In other words, about half of the 1,300 participants related that their colleagues expected to be able to reach them in their leisure time.
“This means we have a culture problem at the workplace as well as a managerial problem. As employees we lack respect for a workmate’s time off. We have too low a threshold for contacting our colleagues,” asserts Rydne.
It’s not a given fact that colleagues actually expect such mutual and untimely accessibility. Maybe this pressure is self-administered. In any case, Rydne thinks it’s a problem if such steady links to jobs raise levels of work that is off the record.
“Such efforts by the employee can be rendered invisible to the employer. This is a big problem. Employees wear themselves out. Especially young ones who are concerned about proving their merit,” she says.
Working in secret
Many engineers work on projects in the private sector struggling to meet deadlines and their salaries often hinge on results and performance.
“We need to question the way employees compete to be the most flexible,” says Rydne.
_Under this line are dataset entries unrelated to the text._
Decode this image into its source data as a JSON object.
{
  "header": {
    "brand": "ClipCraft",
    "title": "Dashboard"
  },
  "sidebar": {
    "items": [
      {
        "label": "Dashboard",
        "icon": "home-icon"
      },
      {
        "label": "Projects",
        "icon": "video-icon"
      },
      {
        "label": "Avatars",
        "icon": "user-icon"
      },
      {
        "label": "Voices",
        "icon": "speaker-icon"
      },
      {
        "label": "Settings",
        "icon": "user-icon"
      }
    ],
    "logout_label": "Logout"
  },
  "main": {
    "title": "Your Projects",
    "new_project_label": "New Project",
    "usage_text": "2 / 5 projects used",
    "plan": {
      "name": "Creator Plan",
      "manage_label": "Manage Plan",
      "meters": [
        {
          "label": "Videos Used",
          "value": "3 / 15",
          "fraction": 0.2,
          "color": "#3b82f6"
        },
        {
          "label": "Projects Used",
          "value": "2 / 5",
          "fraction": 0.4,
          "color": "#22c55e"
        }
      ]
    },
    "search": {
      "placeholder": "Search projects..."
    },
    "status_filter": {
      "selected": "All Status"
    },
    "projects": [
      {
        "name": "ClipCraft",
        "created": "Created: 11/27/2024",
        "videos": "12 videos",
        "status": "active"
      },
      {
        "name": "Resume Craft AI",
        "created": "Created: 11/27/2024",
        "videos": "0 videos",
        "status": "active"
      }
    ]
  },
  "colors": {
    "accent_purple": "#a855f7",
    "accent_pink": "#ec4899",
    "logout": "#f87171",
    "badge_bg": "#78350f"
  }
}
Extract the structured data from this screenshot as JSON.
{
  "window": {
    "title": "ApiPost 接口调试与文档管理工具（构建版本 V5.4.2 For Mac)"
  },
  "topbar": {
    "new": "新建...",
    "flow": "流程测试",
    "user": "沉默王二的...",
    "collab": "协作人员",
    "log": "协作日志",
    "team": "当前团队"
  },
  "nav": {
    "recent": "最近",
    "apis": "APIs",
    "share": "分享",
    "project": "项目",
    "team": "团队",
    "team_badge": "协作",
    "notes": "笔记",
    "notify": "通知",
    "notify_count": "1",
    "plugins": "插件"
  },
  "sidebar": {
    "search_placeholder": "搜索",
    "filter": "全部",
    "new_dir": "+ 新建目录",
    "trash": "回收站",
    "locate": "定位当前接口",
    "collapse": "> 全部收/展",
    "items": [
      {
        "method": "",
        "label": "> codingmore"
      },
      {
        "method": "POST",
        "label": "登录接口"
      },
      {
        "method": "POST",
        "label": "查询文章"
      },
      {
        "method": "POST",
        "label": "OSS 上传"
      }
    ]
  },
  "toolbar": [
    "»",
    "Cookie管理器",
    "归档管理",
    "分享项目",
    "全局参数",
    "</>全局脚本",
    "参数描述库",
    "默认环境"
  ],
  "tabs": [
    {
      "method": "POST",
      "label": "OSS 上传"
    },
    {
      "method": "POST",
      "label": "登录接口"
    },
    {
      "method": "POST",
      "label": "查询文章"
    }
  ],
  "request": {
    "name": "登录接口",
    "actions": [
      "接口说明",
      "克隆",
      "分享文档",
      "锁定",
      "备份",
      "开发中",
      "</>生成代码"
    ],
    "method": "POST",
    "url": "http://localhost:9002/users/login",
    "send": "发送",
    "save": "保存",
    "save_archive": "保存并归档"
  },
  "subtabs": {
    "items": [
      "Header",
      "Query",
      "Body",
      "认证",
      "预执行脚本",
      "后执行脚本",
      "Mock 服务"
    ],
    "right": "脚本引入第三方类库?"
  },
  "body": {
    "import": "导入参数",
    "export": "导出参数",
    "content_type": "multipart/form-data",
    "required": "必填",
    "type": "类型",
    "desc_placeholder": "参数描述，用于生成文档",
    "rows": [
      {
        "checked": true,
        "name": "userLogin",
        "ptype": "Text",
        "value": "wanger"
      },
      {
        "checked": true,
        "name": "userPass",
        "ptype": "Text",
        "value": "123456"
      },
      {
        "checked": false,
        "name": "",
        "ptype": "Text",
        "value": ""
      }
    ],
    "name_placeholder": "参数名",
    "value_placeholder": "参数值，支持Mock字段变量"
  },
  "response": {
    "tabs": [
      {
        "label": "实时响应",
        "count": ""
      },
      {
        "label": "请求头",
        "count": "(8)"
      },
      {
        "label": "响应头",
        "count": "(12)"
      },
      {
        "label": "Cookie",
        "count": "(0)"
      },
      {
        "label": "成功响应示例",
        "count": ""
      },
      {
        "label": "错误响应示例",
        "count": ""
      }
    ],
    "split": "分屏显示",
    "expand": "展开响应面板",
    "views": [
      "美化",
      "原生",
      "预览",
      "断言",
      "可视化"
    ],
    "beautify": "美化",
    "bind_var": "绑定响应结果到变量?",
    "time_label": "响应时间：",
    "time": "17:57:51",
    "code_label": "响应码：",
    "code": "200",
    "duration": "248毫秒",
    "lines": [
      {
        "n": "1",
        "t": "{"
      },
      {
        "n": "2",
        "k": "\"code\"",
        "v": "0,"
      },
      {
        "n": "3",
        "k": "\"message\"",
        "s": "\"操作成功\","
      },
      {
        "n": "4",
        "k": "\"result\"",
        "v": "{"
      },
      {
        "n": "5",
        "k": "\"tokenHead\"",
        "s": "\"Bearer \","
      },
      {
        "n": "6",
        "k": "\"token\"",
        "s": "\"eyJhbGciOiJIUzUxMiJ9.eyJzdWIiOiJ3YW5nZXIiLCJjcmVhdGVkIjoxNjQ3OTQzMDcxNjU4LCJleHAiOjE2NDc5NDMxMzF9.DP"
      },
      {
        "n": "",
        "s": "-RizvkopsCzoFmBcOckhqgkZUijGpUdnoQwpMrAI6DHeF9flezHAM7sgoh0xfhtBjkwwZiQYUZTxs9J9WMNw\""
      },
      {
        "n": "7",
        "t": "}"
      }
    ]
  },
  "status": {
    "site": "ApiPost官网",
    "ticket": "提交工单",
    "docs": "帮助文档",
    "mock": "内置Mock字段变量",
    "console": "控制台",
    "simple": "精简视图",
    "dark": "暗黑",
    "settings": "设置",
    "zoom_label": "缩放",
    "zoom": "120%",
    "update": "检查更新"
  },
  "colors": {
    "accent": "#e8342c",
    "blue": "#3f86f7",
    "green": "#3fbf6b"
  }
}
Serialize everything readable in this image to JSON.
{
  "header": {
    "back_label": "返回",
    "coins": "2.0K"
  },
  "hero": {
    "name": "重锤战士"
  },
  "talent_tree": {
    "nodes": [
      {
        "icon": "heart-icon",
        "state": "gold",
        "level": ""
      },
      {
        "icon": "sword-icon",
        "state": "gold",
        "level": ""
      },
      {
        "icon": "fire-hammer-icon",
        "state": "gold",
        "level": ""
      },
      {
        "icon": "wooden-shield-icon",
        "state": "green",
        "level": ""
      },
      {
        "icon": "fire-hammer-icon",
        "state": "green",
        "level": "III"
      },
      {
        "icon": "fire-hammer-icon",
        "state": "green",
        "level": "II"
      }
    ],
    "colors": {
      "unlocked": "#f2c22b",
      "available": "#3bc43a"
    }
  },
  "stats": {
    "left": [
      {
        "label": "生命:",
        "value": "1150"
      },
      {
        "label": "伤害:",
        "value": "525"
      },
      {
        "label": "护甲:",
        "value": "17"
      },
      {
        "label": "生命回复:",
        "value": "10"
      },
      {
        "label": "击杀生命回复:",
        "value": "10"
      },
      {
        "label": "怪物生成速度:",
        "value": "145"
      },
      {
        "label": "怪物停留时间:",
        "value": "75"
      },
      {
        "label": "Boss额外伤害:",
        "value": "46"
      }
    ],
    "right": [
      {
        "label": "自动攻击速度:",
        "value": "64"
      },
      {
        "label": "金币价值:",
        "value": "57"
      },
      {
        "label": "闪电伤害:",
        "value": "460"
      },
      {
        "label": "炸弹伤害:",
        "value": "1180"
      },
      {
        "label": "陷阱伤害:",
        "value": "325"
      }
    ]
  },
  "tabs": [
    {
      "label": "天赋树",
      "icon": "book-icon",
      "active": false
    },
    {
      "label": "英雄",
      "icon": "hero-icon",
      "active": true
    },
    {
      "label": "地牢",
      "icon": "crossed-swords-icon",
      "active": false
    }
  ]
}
The study shows that the majority get no remuneration for being accessible in this way utside of working hours. Two out of three say they get no compensation whatsoever. Only one out four do get more pay.
Swedish research has previously shown that new technology leads to strong social norms regarding such accessibility. This leads to extra work during off-hours without salary compensation.
More relief during vacations
The NITO study showed that engineers do get a little more relief from this pressure during their holidays.
Some 26 percent say their bosses expect to be able to reach them during vacations, whereas 30 percent of their colleagues expect the same.
The engineers did not report such strong expectations of contact outside working hours or on vacation among customers and principals.
Not viewed as problematic
This said, most engineers don’t experience these work enquiries during leisure time to be much of a problem. Six out of ten say this is only problematic to a lesser degree or not a problem at all.
But four out of NITO members find it negative at least to some degree. Rydne thinks this is too many.
“There are quite a lot of people who consider this troubling. The biggest worry is the direction it takes. We need to learn to set limits,” says Rydne.
The bosses who took part in the study readily admitted to expecting such availability – even when it doesn’t jibe with Norway’s work environment regulations or union contracts. This means that such expectations are becoming normalised, thinks Rydne.
“Employees and management should both reconsider before they ring up a colleague or employee who is off work. You can always do a little investigation on your own to find an answer to your question instead of sending off a text message.”